Wednesday, February 08, 2012

Making Sense of Suffering in a Post Modern World

Life is filled with suffering. That's a given. Despite the fact that some of us suffer more than others, there is no escaping it, and this - evil and suffering - present the greatest obstacle to faith in God, especially in modern and post-modern America.

And let's face it, most of us lose more than we win. But what if there was a way to win by losing? Well, in the audio version of the book below, Making Sense Out of Suffering, by Peter Kreeft, you may begin to look at suffering and pain in a very different way.   I know I did. And you don't have to be Catholic or Christian to read as he - albeit with 100% Christian bias - compares and contrasts all the different religions, philosophies, ets.

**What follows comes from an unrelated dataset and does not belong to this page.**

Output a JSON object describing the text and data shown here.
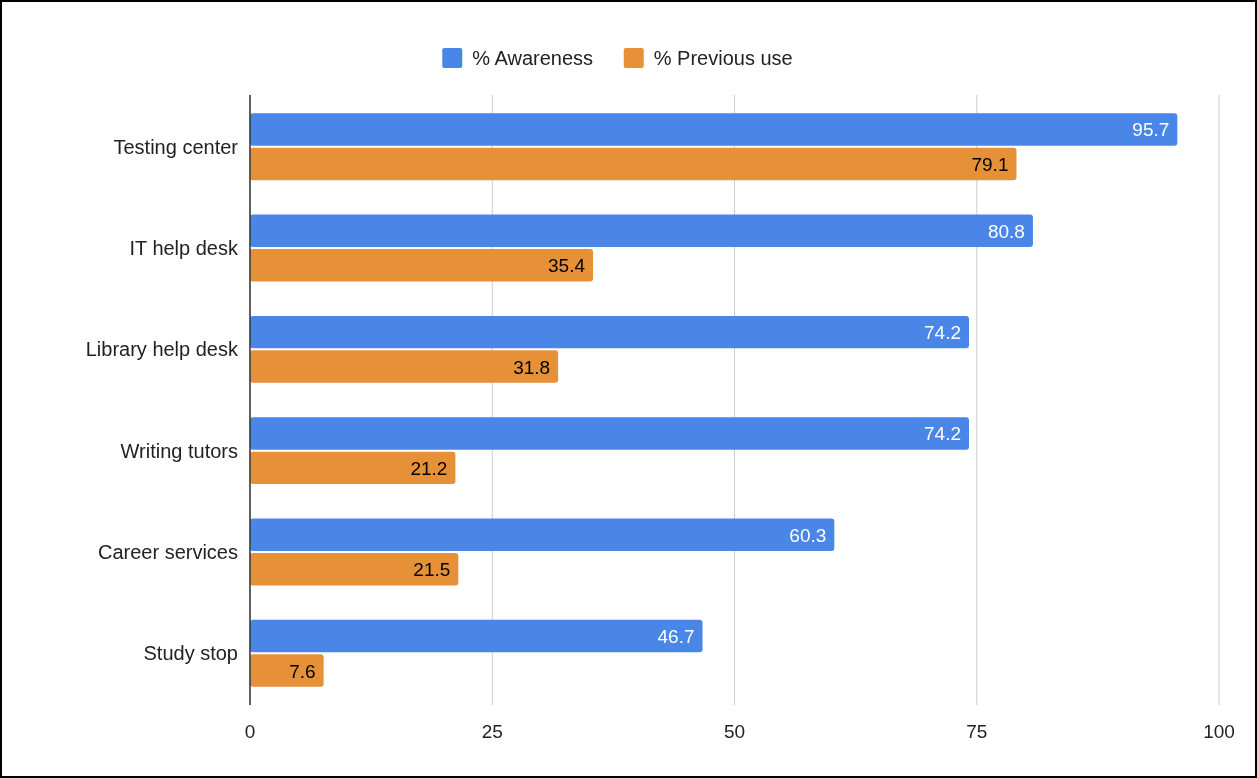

If you find that hard to believe, too good to be true, know that even the atheist Ivan Karamazov understands that hope. He says,

I believe like a child that suffering will be healed and made up for, that all the humiliating absurdity of human contradictions will vanish like a pitiful mirage, like the despicable fabrication of the impotent and infinitely small Euclidean mind of man, that in the world's finale, at the moment of eternal harmony, something so precious will come to pass that it will suffice for all hearts, for the comforting of all resentments, for the atonement of all the crimes of humanity, of all the blood that they've shed; that it will make it not only possible to forgive but to justify all that has happened.

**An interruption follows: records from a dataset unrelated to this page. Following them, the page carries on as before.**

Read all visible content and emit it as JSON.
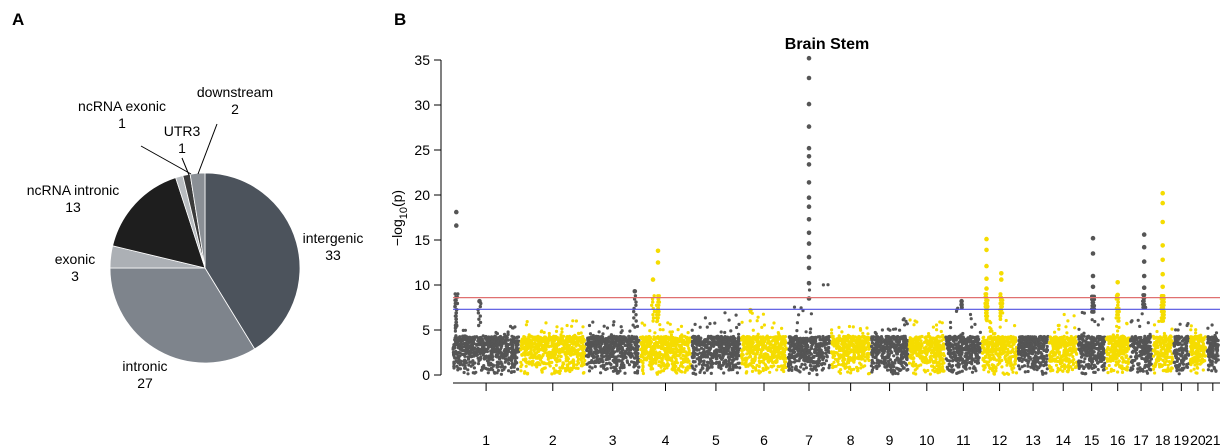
{
  "panels": {
    "a_label": "A",
    "b_label": "B"
  },
  "chart_data": [
    {
      "type": "pie",
      "slices": [
        {
          "label": "intergenic",
          "value": 33,
          "color": "#4c535c"
        },
        {
          "label": "intronic",
          "value": 27,
          "color": "#7e848c"
        },
        {
          "label": "exonic",
          "value": 3,
          "color": "#acb0b5"
        },
        {
          "label": "ncRNA intronic",
          "value": 13,
          "color": "#1e1e1e"
        },
        {
          "label": "ncRNA exonic",
          "value": 1,
          "color": "#b8bcc0"
        },
        {
          "label": "UTR3",
          "value": 1,
          "color": "#3a3a3a"
        },
        {
          "label": "downstream",
          "value": 2,
          "color": "#8a8f95"
        }
      ]
    },
    {
      "type": "scatter",
      "subtype": "manhattan",
      "title": "Brain Stem",
      "ylabel": "-log10(p)",
      "ylabel_main": "−log",
      "ylabel_sub": "10",
      "ylabel_tail": "(p)",
      "ylim": [
        0,
        35
      ],
      "yticks": [
        0,
        5,
        10,
        15,
        20,
        25,
        30,
        35
      ],
      "thresholds": [
        {
          "value": 8.6,
          "color": "#e07070"
        },
        {
          "value": 7.3,
          "color": "#5050e0"
        }
      ],
      "colors": [
        "#555555",
        "#f5dc00"
      ],
      "chromosomes": [
        {
          "label": "1",
          "rel_len": 1.0,
          "base_max": 5.5,
          "peaks": [
            [
              0.05,
              18.1
            ],
            [
              0.05,
              16.6
            ],
            [
              0.4,
              8.2
            ]
          ]
        },
        {
          "label": "2",
          "rel_len": 0.97,
          "base_max": 6.2,
          "peaks": []
        },
        {
          "label": "3",
          "rel_len": 0.8,
          "base_max": 6.0,
          "peaks": [
            [
              0.92,
              9.3
            ]
          ]
        },
        {
          "label": "4",
          "rel_len": 0.76,
          "base_max": 6.0,
          "peaks": [
            [
              0.25,
              10.6
            ],
            [
              0.35,
              13.8
            ],
            [
              0.35,
              12.5
            ]
          ]
        },
        {
          "label": "5",
          "rel_len": 0.73,
          "base_max": 7.2,
          "peaks": []
        },
        {
          "label": "6",
          "rel_len": 0.69,
          "base_max": 7.0,
          "peaks": [
            [
              0.2,
              7.2
            ]
          ]
        },
        {
          "label": "7",
          "rel_len": 0.64,
          "base_max": 10.4,
          "peaks": [
            [
              0.5,
              35.2
            ],
            [
              0.5,
              33.0
            ],
            [
              0.5,
              30.1
            ],
            [
              0.5,
              27.6
            ],
            [
              0.5,
              25.2
            ],
            [
              0.5,
              24.3
            ],
            [
              0.5,
              23.4
            ],
            [
              0.5,
              21.4
            ],
            [
              0.5,
              19.7
            ],
            [
              0.5,
              18.7
            ],
            [
              0.5,
              17.3
            ],
            [
              0.5,
              15.8
            ],
            [
              0.5,
              14.6
            ],
            [
              0.5,
              13.1
            ],
            [
              0.5,
              11.9
            ],
            [
              0.5,
              10.2
            ],
            [
              0.5,
              8.5
            ]
          ]
        },
        {
          "label": "8",
          "rel_len": 0.59,
          "base_max": 5.5,
          "peaks": []
        },
        {
          "label": "9",
          "rel_len": 0.56,
          "base_max": 6.3,
          "peaks": []
        },
        {
          "label": "10",
          "rel_len": 0.54,
          "base_max": 6.3,
          "peaks": []
        },
        {
          "label": "11",
          "rel_len": 0.54,
          "base_max": 7.5,
          "peaks": [
            [
              0.45,
              8.2
            ],
            [
              0.45,
              7.8
            ]
          ]
        },
        {
          "label": "12",
          "rel_len": 0.53,
          "base_max": 6.2,
          "peaks": [
            [
              0.12,
              15.1
            ],
            [
              0.12,
              13.9
            ],
            [
              0.12,
              12.1
            ],
            [
              0.12,
              10.7
            ],
            [
              0.12,
              9.6
            ],
            [
              0.55,
              11.3
            ],
            [
              0.55,
              10.6
            ],
            [
              0.55,
              8.5
            ]
          ]
        },
        {
          "label": "13",
          "rel_len": 0.46,
          "base_max": 4.2,
          "peaks": []
        },
        {
          "label": "14",
          "rel_len": 0.43,
          "base_max": 6.8,
          "peaks": []
        },
        {
          "label": "15",
          "rel_len": 0.41,
          "base_max": 7.0,
          "peaks": [
            [
              0.55,
              15.2
            ],
            [
              0.55,
              13.5
            ],
            [
              0.55,
              11.0
            ],
            [
              0.55,
              9.8
            ]
          ]
        },
        {
          "label": "16",
          "rel_len": 0.36,
          "base_max": 6.0,
          "peaks": [
            [
              0.5,
              10.3
            ],
            [
              0.5,
              8.9
            ]
          ]
        },
        {
          "label": "17",
          "rel_len": 0.33,
          "base_max": 7.5,
          "peaks": [
            [
              0.65,
              15.6
            ],
            [
              0.65,
              14.2
            ],
            [
              0.65,
              12.6
            ],
            [
              0.65,
              11.0
            ],
            [
              0.65,
              9.7
            ]
          ]
        },
        {
          "label": "18",
          "rel_len": 0.31,
          "base_max": 6.0,
          "peaks": [
            [
              0.5,
              20.2
            ],
            [
              0.5,
              19.1
            ],
            [
              0.5,
              17.0
            ],
            [
              0.5,
              14.4
            ],
            [
              0.5,
              12.8
            ],
            [
              0.5,
              11.2
            ],
            [
              0.5,
              9.8
            ]
          ]
        },
        {
          "label": "19",
          "rel_len": 0.24,
          "base_max": 6.0,
          "peaks": []
        },
        {
          "label": "20",
          "rel_len": 0.25,
          "base_max": 5.5,
          "peaks": []
        },
        {
          "label": "21",
          "rel_len": 0.19,
          "base_max": 6.0,
          "peaks": []
        }
      ]
    }
  ]
}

Why then does Ivan remain an atheist? Because though he believes, he does not accept. He is not a doubter; he is a rebel. Like his own character the Grand Inquisitor, Ivan is angry at God for not being kinder. That is the deepest source of unbelief: not the intellect but the will.
Often using the Socratic technique of dialogue between himself and a very skeptical prospective reader, Kreeft brings together a variety of novelists, poets, prophets, philosophers and scriptures and he gives, what I think, is one of the best answers - if not the best - to the question for all time, if God exists, why is there so much suffering?  He masterfully exposes the fallacious thinking of modern times in a thought-provoking chapter on why it is most, if not all of us cannot understand suffering. He urges us to view ourselves as protagonists in the midst of our own life stories, where, maybe not in this world, good finally triumphs, as Christians believe.